I have in a remote server with this index.html that I can not modify:

<link rel="stylesheet" type="text/css" href="styles.css" /> 

But my styles.css file is not at the web root, that is /styles.css but at /css/styles.css, is possible through an .htaccess file load that file?

I have tried with:

<IfModule mod_rewrite.c>
    RewriteEngine On
    RewriteBase /css/

but it styles.css is not loaded yet.

NOTE: of course this is a minimal example, I would like to find a rule to load more than a CSS, not just one.

  • 1
    It's weird to have rights to modify an .htaccess file without having rights to modify the index.html which is in the same place. Are you sure you can't modify the index.html?
    – Zistoloen
    May 13, 2014 at 13:37
  • @Zistoloen not by the moment..
    – tirenweb
    May 13, 2014 at 13:38
  • href="styles.css" is obviously a relative path, but I assume is loaded at the root of your site?
    – MrWhite
    May 13, 2014 at 14:17

3 Answers 3


Although the browser should cache permanent redirects, I think an internal rewrite would be preferable. This avoids the browser having to make an additional HTTP request:

RewriteEngine On
RewriteRule ^([a-z]+\.css)$ /css/$1 [L]

You could just redirect /styles.css to /css/styles.css. In the .htaccess in the web root:

RedirectMatch permanent /([a-z]+\.css)$ http://example.com/css/$1

(Replacing example.com with your real domain name.)

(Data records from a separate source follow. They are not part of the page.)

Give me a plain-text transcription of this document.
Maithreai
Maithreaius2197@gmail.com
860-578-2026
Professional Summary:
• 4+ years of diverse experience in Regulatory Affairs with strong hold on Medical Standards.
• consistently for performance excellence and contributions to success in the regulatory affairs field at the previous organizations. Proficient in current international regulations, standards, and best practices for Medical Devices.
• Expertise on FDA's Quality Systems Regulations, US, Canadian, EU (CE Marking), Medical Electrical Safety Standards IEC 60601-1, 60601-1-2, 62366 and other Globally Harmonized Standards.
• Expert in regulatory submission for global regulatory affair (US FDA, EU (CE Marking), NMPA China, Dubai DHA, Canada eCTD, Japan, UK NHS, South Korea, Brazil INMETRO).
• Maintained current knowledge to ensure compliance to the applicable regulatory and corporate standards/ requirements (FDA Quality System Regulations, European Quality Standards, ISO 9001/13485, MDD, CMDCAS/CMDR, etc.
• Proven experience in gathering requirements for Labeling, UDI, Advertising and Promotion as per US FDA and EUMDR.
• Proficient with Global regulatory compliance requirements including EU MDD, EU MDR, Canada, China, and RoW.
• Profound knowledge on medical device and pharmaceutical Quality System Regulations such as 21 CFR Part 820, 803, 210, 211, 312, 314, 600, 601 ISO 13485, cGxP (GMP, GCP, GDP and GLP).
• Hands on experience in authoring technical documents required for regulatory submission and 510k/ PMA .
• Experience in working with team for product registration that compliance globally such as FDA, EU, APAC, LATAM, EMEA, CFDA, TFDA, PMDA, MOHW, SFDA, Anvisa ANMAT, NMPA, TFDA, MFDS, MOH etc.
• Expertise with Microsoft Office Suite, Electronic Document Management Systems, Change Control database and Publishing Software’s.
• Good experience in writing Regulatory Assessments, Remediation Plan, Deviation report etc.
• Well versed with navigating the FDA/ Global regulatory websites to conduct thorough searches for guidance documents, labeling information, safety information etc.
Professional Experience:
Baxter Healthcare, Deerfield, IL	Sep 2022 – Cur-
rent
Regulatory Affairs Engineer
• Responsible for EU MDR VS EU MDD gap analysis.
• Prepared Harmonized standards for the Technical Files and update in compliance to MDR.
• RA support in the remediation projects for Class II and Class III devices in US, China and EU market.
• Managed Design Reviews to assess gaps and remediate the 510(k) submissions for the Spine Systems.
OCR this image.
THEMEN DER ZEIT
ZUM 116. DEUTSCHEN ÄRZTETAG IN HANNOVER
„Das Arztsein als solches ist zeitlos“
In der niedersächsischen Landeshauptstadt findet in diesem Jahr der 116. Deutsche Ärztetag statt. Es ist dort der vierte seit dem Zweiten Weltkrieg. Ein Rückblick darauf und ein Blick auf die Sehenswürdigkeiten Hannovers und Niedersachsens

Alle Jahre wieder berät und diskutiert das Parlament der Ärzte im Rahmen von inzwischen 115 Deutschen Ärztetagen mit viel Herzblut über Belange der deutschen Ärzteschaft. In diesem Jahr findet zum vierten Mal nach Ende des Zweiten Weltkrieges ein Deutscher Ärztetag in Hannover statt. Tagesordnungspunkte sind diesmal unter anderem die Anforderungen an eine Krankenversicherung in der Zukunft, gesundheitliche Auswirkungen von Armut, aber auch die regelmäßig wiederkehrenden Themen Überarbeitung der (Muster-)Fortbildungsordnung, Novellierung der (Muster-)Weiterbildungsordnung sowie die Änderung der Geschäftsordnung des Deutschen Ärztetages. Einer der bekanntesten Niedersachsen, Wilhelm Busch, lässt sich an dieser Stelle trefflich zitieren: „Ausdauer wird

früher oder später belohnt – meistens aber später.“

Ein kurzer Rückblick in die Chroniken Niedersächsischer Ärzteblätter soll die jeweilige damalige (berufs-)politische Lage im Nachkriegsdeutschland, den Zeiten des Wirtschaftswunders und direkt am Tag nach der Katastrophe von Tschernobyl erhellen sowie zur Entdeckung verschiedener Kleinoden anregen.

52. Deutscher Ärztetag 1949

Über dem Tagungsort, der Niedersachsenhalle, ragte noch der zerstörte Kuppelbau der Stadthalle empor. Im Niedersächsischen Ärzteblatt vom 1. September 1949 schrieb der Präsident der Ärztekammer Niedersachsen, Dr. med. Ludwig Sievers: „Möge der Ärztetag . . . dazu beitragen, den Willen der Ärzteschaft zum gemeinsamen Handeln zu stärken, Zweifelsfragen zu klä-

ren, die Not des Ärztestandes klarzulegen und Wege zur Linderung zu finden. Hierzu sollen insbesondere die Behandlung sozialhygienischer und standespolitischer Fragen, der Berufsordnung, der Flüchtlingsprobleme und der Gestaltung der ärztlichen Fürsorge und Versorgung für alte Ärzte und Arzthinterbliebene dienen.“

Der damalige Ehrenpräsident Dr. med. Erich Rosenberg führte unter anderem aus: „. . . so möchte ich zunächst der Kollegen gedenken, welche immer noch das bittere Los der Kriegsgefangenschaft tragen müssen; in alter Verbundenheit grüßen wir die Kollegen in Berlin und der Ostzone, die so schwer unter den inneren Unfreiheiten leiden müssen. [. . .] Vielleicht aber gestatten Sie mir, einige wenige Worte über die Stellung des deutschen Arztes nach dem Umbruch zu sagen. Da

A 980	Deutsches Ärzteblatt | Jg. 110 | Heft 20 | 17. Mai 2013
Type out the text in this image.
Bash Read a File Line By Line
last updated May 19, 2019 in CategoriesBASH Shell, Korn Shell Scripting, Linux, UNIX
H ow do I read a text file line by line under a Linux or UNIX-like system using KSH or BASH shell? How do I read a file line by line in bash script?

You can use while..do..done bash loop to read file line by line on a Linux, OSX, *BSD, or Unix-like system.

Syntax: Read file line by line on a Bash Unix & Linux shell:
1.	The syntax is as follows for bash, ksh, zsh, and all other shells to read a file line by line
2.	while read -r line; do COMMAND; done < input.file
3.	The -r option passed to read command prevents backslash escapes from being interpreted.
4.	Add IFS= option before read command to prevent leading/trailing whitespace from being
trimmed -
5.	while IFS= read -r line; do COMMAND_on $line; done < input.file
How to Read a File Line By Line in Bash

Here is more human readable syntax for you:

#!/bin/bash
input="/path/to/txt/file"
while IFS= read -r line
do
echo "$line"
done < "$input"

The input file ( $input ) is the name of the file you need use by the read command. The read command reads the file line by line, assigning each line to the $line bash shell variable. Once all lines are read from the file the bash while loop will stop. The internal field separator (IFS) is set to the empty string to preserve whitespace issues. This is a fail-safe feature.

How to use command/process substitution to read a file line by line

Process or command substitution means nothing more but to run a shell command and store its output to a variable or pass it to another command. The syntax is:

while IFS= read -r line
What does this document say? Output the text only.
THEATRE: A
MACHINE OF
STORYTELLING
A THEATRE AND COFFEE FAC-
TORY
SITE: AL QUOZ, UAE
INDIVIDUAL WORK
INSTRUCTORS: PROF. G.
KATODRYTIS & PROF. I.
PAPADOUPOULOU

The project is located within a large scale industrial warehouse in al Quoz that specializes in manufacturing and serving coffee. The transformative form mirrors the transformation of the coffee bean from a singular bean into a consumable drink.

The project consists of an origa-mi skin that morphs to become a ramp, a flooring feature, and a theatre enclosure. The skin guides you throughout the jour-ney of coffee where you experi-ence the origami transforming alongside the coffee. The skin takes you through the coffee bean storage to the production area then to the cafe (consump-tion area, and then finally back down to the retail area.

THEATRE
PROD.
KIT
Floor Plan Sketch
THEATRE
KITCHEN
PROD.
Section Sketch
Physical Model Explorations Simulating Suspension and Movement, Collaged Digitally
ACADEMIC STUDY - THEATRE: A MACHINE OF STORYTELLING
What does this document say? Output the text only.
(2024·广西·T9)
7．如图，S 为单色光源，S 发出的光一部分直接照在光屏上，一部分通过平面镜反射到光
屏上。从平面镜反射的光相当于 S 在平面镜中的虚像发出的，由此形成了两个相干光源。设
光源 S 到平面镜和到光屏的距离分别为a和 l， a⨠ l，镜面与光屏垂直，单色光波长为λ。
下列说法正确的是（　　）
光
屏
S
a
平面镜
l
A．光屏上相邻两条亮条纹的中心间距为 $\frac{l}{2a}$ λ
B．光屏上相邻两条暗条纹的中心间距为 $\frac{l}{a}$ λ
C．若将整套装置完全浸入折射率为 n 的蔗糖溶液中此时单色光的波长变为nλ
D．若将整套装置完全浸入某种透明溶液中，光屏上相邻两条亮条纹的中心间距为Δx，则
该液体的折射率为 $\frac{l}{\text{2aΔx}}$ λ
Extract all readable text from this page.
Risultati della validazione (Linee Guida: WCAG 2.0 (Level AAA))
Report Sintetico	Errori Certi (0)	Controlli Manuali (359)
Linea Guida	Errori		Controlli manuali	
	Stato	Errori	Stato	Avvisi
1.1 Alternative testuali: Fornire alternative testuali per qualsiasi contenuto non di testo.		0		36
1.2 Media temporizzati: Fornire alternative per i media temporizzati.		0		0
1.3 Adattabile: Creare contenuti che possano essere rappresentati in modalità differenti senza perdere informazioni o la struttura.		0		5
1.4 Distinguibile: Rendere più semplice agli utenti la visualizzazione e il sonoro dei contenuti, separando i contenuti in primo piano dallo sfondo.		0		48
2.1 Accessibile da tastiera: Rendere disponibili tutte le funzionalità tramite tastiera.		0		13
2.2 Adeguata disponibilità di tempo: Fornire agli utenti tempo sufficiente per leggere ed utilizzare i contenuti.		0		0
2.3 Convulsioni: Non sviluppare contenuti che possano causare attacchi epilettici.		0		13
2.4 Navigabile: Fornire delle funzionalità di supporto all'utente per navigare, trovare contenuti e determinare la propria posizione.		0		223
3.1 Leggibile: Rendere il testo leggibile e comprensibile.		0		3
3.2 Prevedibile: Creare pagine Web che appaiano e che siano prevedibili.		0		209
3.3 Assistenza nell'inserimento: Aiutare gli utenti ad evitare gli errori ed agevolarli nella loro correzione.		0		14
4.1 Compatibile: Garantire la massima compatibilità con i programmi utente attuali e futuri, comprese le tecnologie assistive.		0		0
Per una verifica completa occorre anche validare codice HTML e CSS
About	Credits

  • @StephenOstemiller thanks, but as I said in my question I have many .css files, how to avoid writting the full list of the .css files?
    – tirenweb
    May 13, 2014 at 13:50
  • I updated the answer with a RedirectMatch directive that would redirect all the css files that are in the root directory to the css folder. May 13, 2014 at 13:58

Just as an alternative to the .htaccess rules, you could include a styles.css file in the root, and just put @import statements in there that load the actual css files. Something like this:


@import 'css/styles1.css';
@import 'css/styles2.css';

I know it is an extra request and definitely not best practice, but it should be cached, and is a flexible and easy solution.